Le xixe s. renoncera à cette tentative de couvrir la totalité du champ de la folie et portera son effort sur la définition de familles nosologiques. De plus grandes unités sont dégagées par la prise en considération des identités de symptômes, des analogies de causes et des parallélismes d’évolution. De grandes espèces voient le jour : paranoïa, démence précoce, manie... Jamais, cependant, ce gigantesque travail, toujours remis en chantier, n’aboutira à une synthèse satisfaisante. Les classifications sont sans cesse faites, défaites et refaites. Il n’est pas non plus dans notre intention de nier l’intérêt de cette démarche qui se veut scientifique, mais, du point de vue qui nous intéresse, à savoir de l’existence et du destin de la folie, le grand enseignement de cette période et de cet effort est dans leur échec.

Quel est le sens de cet effort et quel est le sens de cet échec ? Comme toute tentative scientifique, cette démarche vise à faire coïncider le plus étroitement possible un discours sur l’objet avec une nature de l’objet. Poser qu’il existe une nature de la folie et de ses espèces, le fonder dans le langage scientifique, voilà le sens de cet effort et le lieu de son échec, car la folie ne se laisse pas objectiver et naturaliser, et la tentative rationaliste ne cesse de déplacer des zones d’ombre sans parvenir à les réduire.

Cette « médicalisation » de la folie trouve son corrélat dans un changement important du sort des fous.

Jusque-là il s’agissait uniquement d’exclure et d’enfermer. Maintenant il s’agit de guérir. La privation de liberté n’était qu’une conséquence de la nécessité sociale de projeter hors de soi la déraison ; elle devient un moyen thérapeutique.
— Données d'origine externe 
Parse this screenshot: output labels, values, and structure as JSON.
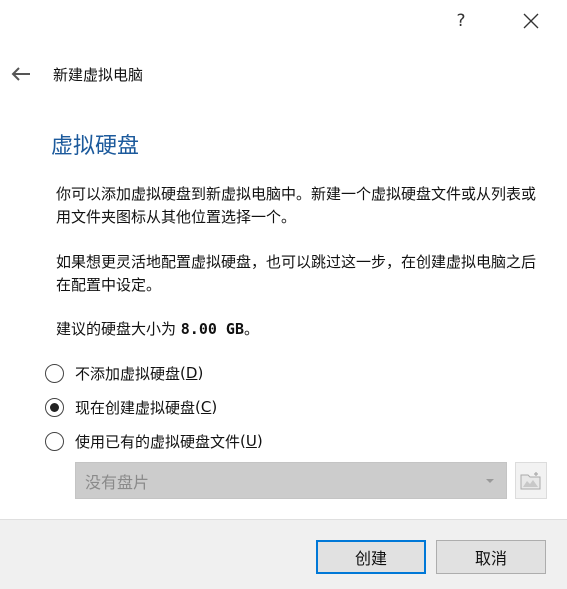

Du même coup il n’apparaît pas nécessaire qu’elle se poursuive à l’intérieur même des asiles. Philippe Pinel (1745-1826) libérant les aliénés de leurs chaînes est une image représentative de cette période de médicalisation de la folie, dont le fondement est essentiellement moral. La création de cet espace médical de la folie, espace de relative liberté, n’a pas pour objet de permettre à la folie de s’exprimer enfin, de dire ce qu’elle a à dire, mais, au contraire, de la faire s’épuiser. Jacques Tenon (1724-1816) et Georges Cabanis (1757-1808) seront les architectes de cette réforme. Dans les chaînes, l’imagination — la folle du logis — est livrée à elle-même. Rien ne vient la tempérer. Dans une relative liberté, elle sera confrontée au réel. Ce qui reste de sain en l’homme ne pourra ne pas voir la déraison de comportements ou d’idées sans cesse démentis par la réalité. Une des premières idées-forces de cette médicalisation, c’est donc celle d’une partie saine de l’individu.